Нет, усвоенная нами в школе схема с питающей русское искусство изнутри энергетикой борьбы с царским режимом мало приближает нас к содержанию ее истории. Гораздо существеннее здесь сама специфика ремесла, которым занимались персонажи книги Бобрикова. Какими бы они ни были - «исключительно талантливыми, но не слишком умными» (как Репин, по мнению мемуаристов) или, наоборот, умными, но не слишком талантливыми (Крамской) - все они были, прежде всего, художниками, то есть основным средством познания жизни было для них их искусство, и, соответственно сама «рука художника» делала их умнее и прозорливее тогдашних воспаленных публицистов, пусть и от тогдашней «художественной критики». И есть свои внутренние закономерности в том, что, например, в творчестве Перова «анекдот» («Охотники на привале», «Рыбак») отменил в конце концов надрывный гражданский сентиментализм его «Тройки» и «Последнего кабака у заставы» (кстати, если отвлечься от ее гражданского мотива, – один из замечательных русский пейзажей), есть своя логика в том пути, который прошел Репин от «Ареста пропагандиста» к иронии над самой революционностью русской интеллигенции в картине «Не ждали». Идеалом Репина в этот период его творчества, как считает автор, «является мир «дачников» - вместо мира «мыслителей» (героев Достоевского).

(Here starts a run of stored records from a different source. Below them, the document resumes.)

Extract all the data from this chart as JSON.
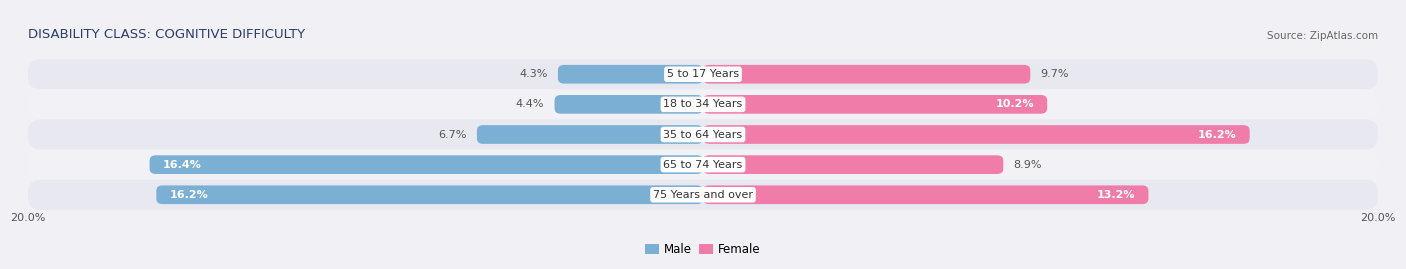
{
  "title": "DISABILITY CLASS: COGNITIVE DIFFICULTY",
  "source": "Source: ZipAtlas.com",
  "categories": [
    "5 to 17 Years",
    "18 to 34 Years",
    "35 to 64 Years",
    "65 to 74 Years",
    "75 Years and over"
  ],
  "male_values": [
    4.3,
    4.4,
    6.7,
    16.4,
    16.2
  ],
  "female_values": [
    9.7,
    10.2,
    16.2,
    8.9,
    13.2
  ],
  "max_value": 20.0,
  "male_color": "#7bafd4",
  "female_color": "#f07caa",
  "male_label_inside_color": "#ffffff",
  "male_label_outside_color": "#555555",
  "female_label_inside_color": "#ffffff",
  "female_label_outside_color": "#555555",
  "row_colors": [
    "#e8e8f0",
    "#f2f2f6",
    "#e8e8f0",
    "#f2f2f6",
    "#e8e8f0"
  ],
  "bg_color": "#f0f0f5",
  "title_color": "#2c3e6b",
  "source_color": "#666666",
  "cat_label_color": "#333333",
  "title_fontsize": 9.5,
  "label_fontsize": 8.0,
  "cat_fontsize": 8.0,
  "tick_fontsize": 8.0,
  "legend_fontsize": 8.5,
  "inside_threshold": 10.0
}
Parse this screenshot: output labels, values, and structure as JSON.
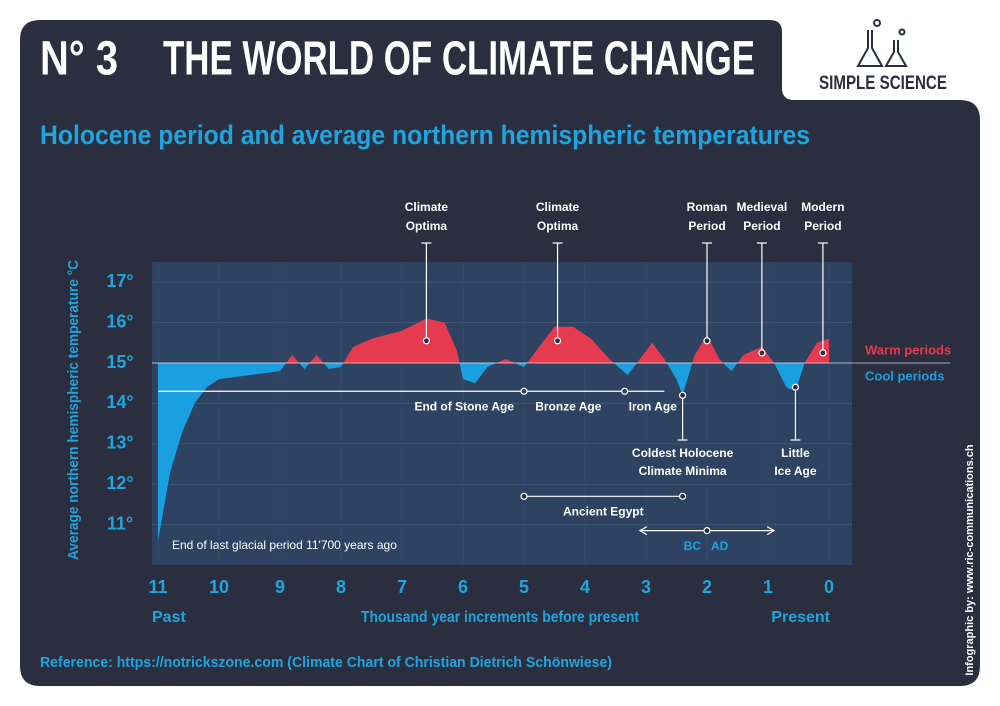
{
  "header": {
    "number": "N° 3",
    "title": "THE WORLD OF CLIMATE CHANGE",
    "brand": "SIMPLE SCIENCE"
  },
  "chart_data": {
    "type": "area",
    "title": "Holocene period and average northern hemispheric temperatures",
    "y_label": "Average northern hemispheric temperature °C",
    "x_label": "Thousand year increments before present",
    "x_start_label": "Past",
    "x_end_label": "Present",
    "note": "End of last glacial period 11'700 years ago",
    "xlim": [
      11,
      0
    ],
    "xticks": [
      11,
      10,
      9,
      8,
      7,
      6,
      5,
      4,
      3,
      2,
      1,
      0
    ],
    "ylim": [
      10,
      17.5
    ],
    "yticks": [
      {
        "value": 17,
        "label": "17°"
      },
      {
        "value": 16,
        "label": "16°"
      },
      {
        "value": 15,
        "label": "15°"
      },
      {
        "value": 14,
        "label": "14°"
      },
      {
        "value": 13,
        "label": "13°"
      },
      {
        "value": 12,
        "label": "12°"
      },
      {
        "value": 11,
        "label": "11°"
      }
    ],
    "grid": true,
    "baseline": 15,
    "legend": [
      {
        "name": "Warm periods",
        "color": "#e63b4f"
      },
      {
        "name": "Cool periods",
        "color": "#1a9fe0"
      }
    ],
    "x": [
      11,
      10.8,
      10.6,
      10.4,
      10.2,
      10,
      9.5,
      9,
      8.8,
      8.6,
      8.4,
      8.2,
      8,
      7.8,
      7.5,
      7,
      6.6,
      6.3,
      6.1,
      6,
      5.8,
      5.6,
      5.3,
      5,
      4.8,
      4.5,
      4.2,
      3.9,
      3.6,
      3.3,
      3.1,
      2.9,
      2.7,
      2.5,
      2.4,
      2.2,
      2,
      1.8,
      1.6,
      1.4,
      1.1,
      0.9,
      0.7,
      0.55,
      0.4,
      0.2,
      0
    ],
    "values": [
      10.6,
      12.3,
      13.3,
      14,
      14.4,
      14.6,
      14.7,
      14.8,
      15.2,
      14.85,
      15.2,
      14.85,
      14.9,
      15.4,
      15.6,
      15.8,
      16.1,
      16,
      15.3,
      14.6,
      14.5,
      14.9,
      15.1,
      14.9,
      15.3,
      15.9,
      15.9,
      15.6,
      15.1,
      14.7,
      15.1,
      15.5,
      15.1,
      14.6,
      14.2,
      15.2,
      15.7,
      15.1,
      14.8,
      15.2,
      15.4,
      15,
      14.4,
      14.3,
      15,
      15.5,
      15.6
    ],
    "annotations": [
      {
        "label": [
          "Climate",
          "Optima"
        ],
        "x": 6.6,
        "y": 15.55,
        "dir": "up"
      },
      {
        "label": [
          "Climate",
          "Optima"
        ],
        "x": 4.45,
        "y": 15.55,
        "dir": "up"
      },
      {
        "label": [
          "Roman",
          "Period"
        ],
        "x": 2,
        "y": 15.55,
        "dir": "up"
      },
      {
        "label": [
          "Medieval",
          "Period"
        ],
        "x": 1.1,
        "y": 15.25,
        "dir": "up"
      },
      {
        "label": [
          "Modern",
          "Period"
        ],
        "x": 0.1,
        "y": 15.25,
        "dir": "up"
      },
      {
        "label": [
          "Coldest Holocene",
          "Climate Minima"
        ],
        "x": 2.4,
        "y": 14.2,
        "dir": "down"
      },
      {
        "label": [
          "Little",
          "Ice Age"
        ],
        "x": 0.55,
        "y": 14.4,
        "dir": "down"
      }
    ],
    "eras": {
      "labels": [
        "End of Stone Age",
        "Bronze Age",
        "Iron Age"
      ],
      "from": 11,
      "to": 2.7,
      "stops": [
        5,
        3.35
      ],
      "y": 14.3
    },
    "egypt": {
      "label": "Ancient Egypt",
      "from": 5,
      "to": 2.4,
      "y": 11.7
    },
    "era_split": {
      "labels": [
        "BC",
        "AD"
      ],
      "x": 2,
      "from": 3.1,
      "to": 0.9,
      "y": 10.85
    }
  },
  "footer": {
    "reference": "Reference: https://notrickszone.com (Climate Chart of Christian Dietrich Schönwiese)",
    "credit": "Infographic by: www.ric-communications.ch"
  }
}
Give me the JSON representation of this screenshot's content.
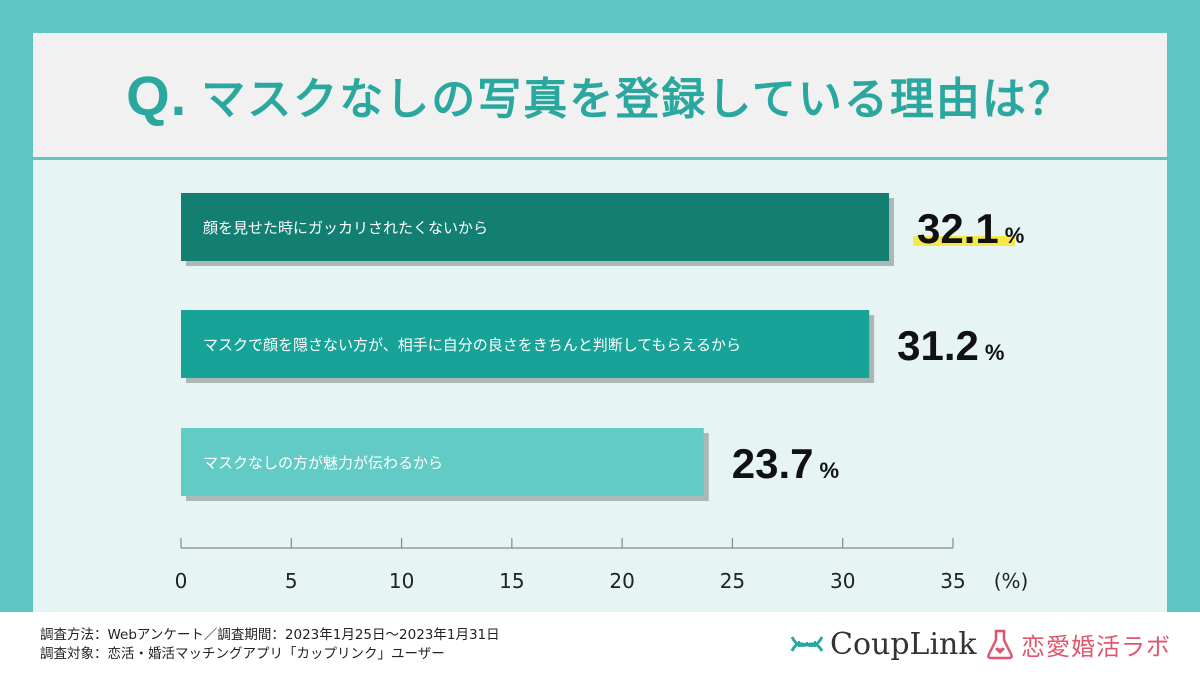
{
  "header": {
    "q_mark": "Q.",
    "title": "マスクなしの写真を登録している理由は？"
  },
  "chart_data": {
    "type": "bar",
    "orientation": "horizontal",
    "categories": [
      "顔を見せた時にガッカリされたくないから",
      "マスクで顔を隠さない方が、相手に自分の良さをきちんと判断してもらえるから",
      "マスクなしの方が魅力が伝わるから"
    ],
    "values": [
      32.1,
      31.2,
      23.7
    ],
    "value_labels": [
      "32.1",
      "31.2",
      "23.7"
    ],
    "value_unit": "%",
    "bar_colors": [
      "#137f73",
      "#17a398",
      "#62cbc5"
    ],
    "highlight_color": "#f5e94a",
    "highlight_index": 0,
    "xlim": [
      0,
      35
    ],
    "xticks": [
      "0",
      "5",
      "10",
      "15",
      "20",
      "25",
      "30",
      "35"
    ],
    "xlabel": "(%)"
  },
  "footer": {
    "method": "調査方法：Webアンケート／調査期間：2023年1月25日〜2023年1月31日",
    "target": "調査対象：恋活・婚活マッチングアプリ「カップリンク」ユーザー",
    "logo_couplink": "CoupLink",
    "logo_lab": "恋愛婚活ラボ"
  }
}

Мир счастливой скуки». То есть логика здесь уже в отторжении природой самого их искусства сиюминутных, раскаленных текущим моментом «актуальностей» ради бытийного, вечного, поиском которого, собственно, и живо искусство.

И основной сюжет книги Бобрикова как раз в этом - в прослеживании сложного и исключительно богатого процесса выбраживания эстетики русского изобразительного искусства. Историю русского искусства XIX века автор поделил на несколько эпох, обозначив их именами художников, в творчестве которых эстетические концепции того века оформились с наибольшей полнотой, - эпохи Брюллова, Федотова, Перова, Верещагина, Репина, Левитана. Разумеется, этими именами его повествование не исчерпывается, на страницах книги анализируется творчество огромного количества художников, многие из которых до сих пор остаются «в тени» для сегодняшнего посетителя Третьяковки. И здесь поражает стремительность, с которой обозначенные автором «эпохи» сменяли друг друга – на каждую из эпох приходилось не более десятилетия, и каждая из них имела еще и свои «эстетические сюжеты», как, скажем, противостояние Брюллова и Иванова, или метаморфозы бидермайера в творчестве передвижников.

Книга Бобрикова, несомненно, событие в нашем искусствоведении. И по масштабности поставленной автором перед собой задачи, и по охвату материала, и по его проработанности. При этом автор – отношу это к несомненным достоинствам книги – не злоупотребляет специальной терминологией, хотя его терминология будет во многом новой для читателя. Впрочем, это не только его терминология, книга Бобрикова еще и своеобразный итог работы, проделанной нашими искусствоведами в последние десятилетия.

Предложенный Бобриковым вариант истории русского искусства, авторское структурирование основных этапов ее развития, разбор содержания и стилистики отдельных художников, разумеется, не может не вызывать возражений, спора, но это уже будут споры на предложенной им «территории».

И еще – значимость этой книги не только в «освежении» нашего взгляда на историю отечественного изобразительного искусства. Перед нами книга, которая помогает ответить, так сказать, предметно на один из главных вопросов, который ставит перед нами история отечественного изобразительного искусства: как и почему Россия, не имевшая, как большинство ее европейских соседей, многовековых традиций художественной жизни, глубоко провинциальная к началу XIX века, третьестепенная живописная держава - как она всего через столетие, к началу ХХ века, могла уже реально претендовать на статус одного из лидеров мирового изобразительного искусства, и почему мировое искусство ХХ века во многом - искусство русское (Шагал, Кандинский, Малевич и др.).

Алексей Бобриков. Другая история русского искусства. М., "Новое литературное обозрение", 2012, 744 стр., 1500 экз.